Wat als het dan weer misloopt? Bij pakweg een Spaanse club heb je tenminste nog een topcompetitie met topteams om wekelijks naar uit te kijken. In België ben je overgeleverd aan de middelmaat. Met andere woorden: Jan Polák kan het zich niet veroorloven om na dit seizoen nog in Anderlecht te zijn en weer niet te schitteren op het Europese toneel.

“Het is te vroeg om daaraan te denken. Het huidige seizoen is niet goed begonnen, eerst met de uitschakeling tegen BATE en daarna met mijn blessure. Ik ben pas twee weken terug en het enige waar ik nu mee bezig ben, is het kampioenschap. We moesten nu maar eens kampioen worden.”

Je makelaar was onlangs in Brussel.

“Oh, dat was omdat hij eens een wedstrijd wilde bijwonen. De volgende dag was hij alweer vertrokken.”

Geveld door antibiotica

Je bent een man van de grote momenten, lijkt het. Dat je uitblonk tegen Club Brugge was geen toeval.

“Ik hou van zulke wedstrijden, ja. Omdat het wedstrijden zijn waarin je kunt zien of je het niveau aankunt. Als je mee kan tegen een internationale topclub of een land als Engeland, en dat niet één, maar drie of vier keer, dan weet je dat je misschien ooit zelf op dat niveau zal spelen. Maar daar is ook geluk voor nodig: je moet niet alleen goed zijn, maar ook de juiste contacten hebben. En dat moet dan allemaal mooi samenkomen. It’sbusiness.”

De thuiswedstrijd tegen Bordeaux vorige winter was een keerpunt. Je scoorde met een fabelachtig afstandsschot en daarmee leek je een punt te zetten achter een lange, moeilijke aanpassingsperiode.

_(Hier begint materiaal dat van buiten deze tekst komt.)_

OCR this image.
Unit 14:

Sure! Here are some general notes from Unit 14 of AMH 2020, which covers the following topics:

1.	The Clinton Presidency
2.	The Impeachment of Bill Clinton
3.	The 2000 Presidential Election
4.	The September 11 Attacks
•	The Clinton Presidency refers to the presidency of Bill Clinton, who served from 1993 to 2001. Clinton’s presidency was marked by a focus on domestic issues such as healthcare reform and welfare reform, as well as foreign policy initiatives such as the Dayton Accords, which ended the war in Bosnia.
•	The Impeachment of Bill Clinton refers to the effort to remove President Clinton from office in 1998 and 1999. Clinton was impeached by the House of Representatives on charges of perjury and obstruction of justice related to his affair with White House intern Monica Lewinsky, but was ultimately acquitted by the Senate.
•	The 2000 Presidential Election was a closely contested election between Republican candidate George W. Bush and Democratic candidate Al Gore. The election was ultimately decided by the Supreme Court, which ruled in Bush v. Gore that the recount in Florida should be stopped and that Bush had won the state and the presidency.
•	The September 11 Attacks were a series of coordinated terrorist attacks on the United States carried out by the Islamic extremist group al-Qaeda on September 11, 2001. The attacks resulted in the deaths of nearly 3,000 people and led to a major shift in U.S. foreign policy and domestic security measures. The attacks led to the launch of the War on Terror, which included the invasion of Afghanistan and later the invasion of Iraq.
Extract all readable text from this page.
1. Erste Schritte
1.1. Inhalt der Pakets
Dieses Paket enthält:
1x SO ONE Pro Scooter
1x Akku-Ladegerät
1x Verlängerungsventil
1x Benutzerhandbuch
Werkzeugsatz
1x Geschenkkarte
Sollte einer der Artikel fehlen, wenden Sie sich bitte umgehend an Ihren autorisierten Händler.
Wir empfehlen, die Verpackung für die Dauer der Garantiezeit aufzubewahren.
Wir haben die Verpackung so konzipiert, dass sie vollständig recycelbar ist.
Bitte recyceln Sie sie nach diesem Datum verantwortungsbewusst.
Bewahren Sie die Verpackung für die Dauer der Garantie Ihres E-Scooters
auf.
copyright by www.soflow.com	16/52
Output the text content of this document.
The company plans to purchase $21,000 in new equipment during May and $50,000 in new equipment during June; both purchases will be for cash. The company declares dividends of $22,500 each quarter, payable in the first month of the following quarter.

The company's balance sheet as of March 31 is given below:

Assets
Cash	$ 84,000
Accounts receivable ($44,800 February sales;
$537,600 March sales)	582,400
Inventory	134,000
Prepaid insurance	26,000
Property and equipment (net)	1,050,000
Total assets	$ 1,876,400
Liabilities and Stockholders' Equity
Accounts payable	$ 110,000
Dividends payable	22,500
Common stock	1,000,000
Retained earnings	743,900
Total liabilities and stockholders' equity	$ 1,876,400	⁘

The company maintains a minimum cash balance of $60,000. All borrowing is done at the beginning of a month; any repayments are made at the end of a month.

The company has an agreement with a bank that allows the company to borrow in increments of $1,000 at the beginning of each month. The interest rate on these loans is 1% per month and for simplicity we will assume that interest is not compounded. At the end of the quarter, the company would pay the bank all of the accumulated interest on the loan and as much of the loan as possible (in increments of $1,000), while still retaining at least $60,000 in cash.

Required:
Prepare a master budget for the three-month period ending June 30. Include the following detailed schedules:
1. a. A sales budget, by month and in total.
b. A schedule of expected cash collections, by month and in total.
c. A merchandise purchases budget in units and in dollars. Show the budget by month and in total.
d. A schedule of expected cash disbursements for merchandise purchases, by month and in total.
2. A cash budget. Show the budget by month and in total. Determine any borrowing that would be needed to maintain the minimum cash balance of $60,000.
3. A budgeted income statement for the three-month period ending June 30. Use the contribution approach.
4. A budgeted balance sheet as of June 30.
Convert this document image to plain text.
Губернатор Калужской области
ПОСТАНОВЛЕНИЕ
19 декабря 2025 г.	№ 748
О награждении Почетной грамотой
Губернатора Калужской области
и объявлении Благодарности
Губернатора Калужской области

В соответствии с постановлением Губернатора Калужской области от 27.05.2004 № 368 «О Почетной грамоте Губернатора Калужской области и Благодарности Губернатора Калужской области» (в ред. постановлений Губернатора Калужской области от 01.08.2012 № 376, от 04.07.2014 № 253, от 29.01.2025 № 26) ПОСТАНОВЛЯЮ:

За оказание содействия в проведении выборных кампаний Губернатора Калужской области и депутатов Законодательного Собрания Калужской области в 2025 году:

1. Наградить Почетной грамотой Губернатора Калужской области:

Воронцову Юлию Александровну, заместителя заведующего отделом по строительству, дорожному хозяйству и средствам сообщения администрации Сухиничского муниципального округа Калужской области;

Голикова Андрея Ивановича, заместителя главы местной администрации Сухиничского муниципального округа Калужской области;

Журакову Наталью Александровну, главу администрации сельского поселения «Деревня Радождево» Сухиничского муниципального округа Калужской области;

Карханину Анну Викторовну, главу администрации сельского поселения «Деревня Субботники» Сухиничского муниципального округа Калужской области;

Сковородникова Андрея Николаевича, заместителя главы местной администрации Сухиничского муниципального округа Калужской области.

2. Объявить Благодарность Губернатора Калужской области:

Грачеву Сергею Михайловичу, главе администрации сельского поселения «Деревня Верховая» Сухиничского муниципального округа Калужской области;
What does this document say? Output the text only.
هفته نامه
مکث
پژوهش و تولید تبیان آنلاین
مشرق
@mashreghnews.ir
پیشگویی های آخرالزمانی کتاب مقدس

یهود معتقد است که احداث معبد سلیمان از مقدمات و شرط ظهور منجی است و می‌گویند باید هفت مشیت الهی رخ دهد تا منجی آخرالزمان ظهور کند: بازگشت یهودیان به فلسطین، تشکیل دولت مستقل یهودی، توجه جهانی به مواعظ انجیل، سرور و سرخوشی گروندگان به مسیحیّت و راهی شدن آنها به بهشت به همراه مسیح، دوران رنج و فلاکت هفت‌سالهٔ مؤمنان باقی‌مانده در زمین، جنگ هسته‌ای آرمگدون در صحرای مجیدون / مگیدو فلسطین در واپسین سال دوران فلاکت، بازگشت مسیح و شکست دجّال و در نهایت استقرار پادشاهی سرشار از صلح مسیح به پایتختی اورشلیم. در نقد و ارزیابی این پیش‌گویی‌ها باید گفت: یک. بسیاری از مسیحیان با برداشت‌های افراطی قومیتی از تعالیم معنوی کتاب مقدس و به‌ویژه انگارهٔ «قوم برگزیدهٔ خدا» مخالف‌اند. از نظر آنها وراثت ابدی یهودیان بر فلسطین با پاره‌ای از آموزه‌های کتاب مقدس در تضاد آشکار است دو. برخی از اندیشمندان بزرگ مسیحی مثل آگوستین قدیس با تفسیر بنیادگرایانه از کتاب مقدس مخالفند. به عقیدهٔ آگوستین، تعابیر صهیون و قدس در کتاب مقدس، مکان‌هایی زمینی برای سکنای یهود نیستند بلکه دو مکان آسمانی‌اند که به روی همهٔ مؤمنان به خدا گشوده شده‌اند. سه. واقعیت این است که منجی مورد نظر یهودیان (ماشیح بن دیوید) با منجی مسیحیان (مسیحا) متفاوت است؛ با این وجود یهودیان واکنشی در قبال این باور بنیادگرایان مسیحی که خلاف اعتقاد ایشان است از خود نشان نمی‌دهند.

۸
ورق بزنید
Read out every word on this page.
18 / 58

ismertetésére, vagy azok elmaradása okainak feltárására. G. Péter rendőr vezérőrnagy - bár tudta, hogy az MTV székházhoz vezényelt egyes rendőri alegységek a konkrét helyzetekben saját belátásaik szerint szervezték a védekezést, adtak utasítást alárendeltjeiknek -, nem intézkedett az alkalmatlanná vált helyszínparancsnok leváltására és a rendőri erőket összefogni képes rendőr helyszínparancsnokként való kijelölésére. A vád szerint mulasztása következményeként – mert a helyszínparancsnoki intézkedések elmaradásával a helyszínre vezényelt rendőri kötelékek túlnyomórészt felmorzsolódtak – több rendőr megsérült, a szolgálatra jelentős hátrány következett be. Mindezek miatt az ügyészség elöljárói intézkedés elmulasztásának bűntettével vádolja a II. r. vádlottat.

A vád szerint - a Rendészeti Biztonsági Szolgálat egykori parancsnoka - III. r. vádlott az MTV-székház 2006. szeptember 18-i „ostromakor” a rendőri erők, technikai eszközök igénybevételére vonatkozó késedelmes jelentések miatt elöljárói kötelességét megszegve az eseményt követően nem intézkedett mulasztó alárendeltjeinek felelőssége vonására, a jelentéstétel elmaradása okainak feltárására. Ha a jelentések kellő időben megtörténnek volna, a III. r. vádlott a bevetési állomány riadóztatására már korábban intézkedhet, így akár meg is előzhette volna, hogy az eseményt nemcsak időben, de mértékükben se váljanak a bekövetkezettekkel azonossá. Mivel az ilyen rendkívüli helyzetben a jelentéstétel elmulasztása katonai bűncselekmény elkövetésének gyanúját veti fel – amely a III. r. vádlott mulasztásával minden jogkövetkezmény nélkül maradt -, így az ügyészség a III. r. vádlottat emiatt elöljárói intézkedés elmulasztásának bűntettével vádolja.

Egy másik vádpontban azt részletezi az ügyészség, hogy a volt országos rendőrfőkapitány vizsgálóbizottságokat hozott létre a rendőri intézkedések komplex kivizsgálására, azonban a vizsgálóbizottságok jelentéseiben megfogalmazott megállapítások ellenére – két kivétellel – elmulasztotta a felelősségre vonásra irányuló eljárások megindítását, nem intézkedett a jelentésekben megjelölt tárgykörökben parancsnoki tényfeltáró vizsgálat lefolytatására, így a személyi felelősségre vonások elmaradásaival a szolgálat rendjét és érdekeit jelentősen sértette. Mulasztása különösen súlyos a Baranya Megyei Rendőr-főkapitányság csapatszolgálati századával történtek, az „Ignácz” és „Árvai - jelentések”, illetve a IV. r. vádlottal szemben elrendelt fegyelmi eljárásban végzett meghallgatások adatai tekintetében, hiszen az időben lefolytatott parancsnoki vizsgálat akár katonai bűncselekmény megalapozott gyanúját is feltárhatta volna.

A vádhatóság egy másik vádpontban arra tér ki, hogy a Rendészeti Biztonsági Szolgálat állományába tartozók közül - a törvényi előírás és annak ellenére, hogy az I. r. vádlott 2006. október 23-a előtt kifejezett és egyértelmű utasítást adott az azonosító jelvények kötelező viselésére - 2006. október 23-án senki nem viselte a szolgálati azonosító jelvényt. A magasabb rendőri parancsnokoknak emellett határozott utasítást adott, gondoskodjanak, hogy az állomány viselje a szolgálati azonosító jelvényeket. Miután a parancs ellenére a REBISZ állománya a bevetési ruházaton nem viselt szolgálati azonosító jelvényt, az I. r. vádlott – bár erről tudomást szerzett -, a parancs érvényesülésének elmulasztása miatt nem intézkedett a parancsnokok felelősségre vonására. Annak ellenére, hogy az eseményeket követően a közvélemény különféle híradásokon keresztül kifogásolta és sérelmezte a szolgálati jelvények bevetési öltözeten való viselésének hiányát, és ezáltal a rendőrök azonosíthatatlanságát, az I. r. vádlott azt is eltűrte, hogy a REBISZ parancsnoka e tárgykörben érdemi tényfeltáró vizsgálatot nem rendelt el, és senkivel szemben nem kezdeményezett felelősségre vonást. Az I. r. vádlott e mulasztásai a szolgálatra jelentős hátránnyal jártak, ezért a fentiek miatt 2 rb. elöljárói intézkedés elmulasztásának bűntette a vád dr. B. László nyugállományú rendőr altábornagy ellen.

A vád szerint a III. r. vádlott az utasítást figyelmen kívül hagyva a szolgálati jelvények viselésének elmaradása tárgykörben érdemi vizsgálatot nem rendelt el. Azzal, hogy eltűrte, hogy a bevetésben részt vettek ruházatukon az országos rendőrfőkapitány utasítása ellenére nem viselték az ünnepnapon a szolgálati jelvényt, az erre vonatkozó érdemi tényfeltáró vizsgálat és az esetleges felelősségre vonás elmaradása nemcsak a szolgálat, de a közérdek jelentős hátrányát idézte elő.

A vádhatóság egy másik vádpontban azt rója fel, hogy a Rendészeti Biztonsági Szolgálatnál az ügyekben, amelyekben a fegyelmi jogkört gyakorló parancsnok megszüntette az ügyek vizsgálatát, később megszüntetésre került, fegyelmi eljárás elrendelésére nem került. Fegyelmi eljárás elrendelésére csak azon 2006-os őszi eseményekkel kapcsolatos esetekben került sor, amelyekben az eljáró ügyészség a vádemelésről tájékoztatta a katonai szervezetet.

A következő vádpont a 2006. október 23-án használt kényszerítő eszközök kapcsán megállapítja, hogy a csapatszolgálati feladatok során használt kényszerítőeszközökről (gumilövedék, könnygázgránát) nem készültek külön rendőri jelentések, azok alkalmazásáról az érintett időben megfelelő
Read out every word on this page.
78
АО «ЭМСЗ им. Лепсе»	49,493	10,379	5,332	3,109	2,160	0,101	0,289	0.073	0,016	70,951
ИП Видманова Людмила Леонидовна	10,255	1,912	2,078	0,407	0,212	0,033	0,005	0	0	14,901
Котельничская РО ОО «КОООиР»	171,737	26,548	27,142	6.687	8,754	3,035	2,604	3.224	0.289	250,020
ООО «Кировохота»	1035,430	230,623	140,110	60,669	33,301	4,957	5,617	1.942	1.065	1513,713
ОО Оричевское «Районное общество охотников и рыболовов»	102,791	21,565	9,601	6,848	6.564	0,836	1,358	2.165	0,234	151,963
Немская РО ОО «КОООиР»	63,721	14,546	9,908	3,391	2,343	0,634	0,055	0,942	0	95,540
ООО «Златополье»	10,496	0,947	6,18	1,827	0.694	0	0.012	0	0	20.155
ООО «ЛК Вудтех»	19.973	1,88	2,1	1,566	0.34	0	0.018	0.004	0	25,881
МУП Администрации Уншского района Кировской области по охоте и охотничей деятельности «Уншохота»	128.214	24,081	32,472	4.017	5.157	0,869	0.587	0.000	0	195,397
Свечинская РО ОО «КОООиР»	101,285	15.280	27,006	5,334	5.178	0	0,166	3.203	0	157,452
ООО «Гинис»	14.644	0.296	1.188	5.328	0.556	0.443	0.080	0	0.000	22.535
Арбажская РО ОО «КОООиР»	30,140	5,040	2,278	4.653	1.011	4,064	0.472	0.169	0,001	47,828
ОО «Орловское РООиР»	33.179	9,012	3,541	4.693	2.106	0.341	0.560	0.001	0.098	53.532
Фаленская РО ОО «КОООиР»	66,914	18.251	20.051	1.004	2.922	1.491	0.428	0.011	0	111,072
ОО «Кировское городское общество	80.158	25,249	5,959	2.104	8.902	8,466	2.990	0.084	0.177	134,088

“Niet alleen die wedstrijd, het begon al iets vroeger. Na de korte winterstop raakte ik licht geblesseerd en was ik ook een tijdje ziek. Ik dacht bij mezelf: hoe is het mogelijk! Ik heb mezelf bij elkaar geraapt en gezegd: nu is het aan jou! Samen met de conditietrainer heb ik hard gewerkt en stilaan kwam het terug. Ik voelde me bijzonder goed in die periode. Hoe zal ik het zeggen … Heel licht, snap je? Na de eerste twee wedstrijden van de terugronde volgde het bekerduel tegen Dender en dat was de eerste keer sinds ik in Anderlecht was, dat ik me werkelijk fantastisch voelde. Twee weken later kwam Bordeaux en scoorde ik. Door dat doelpunt schoot mijn vertrouwen door het plafond. Dat was een erg belangrijk moment.”

Wat liep er mis die eerste zes maanden?

“Om me goed te voelen moet ik goed spelen. Dat was niet zo. Mijn eerste halfjaar was ronduit slecht, dat wist ik. Hoe dat kwam? Geen idee.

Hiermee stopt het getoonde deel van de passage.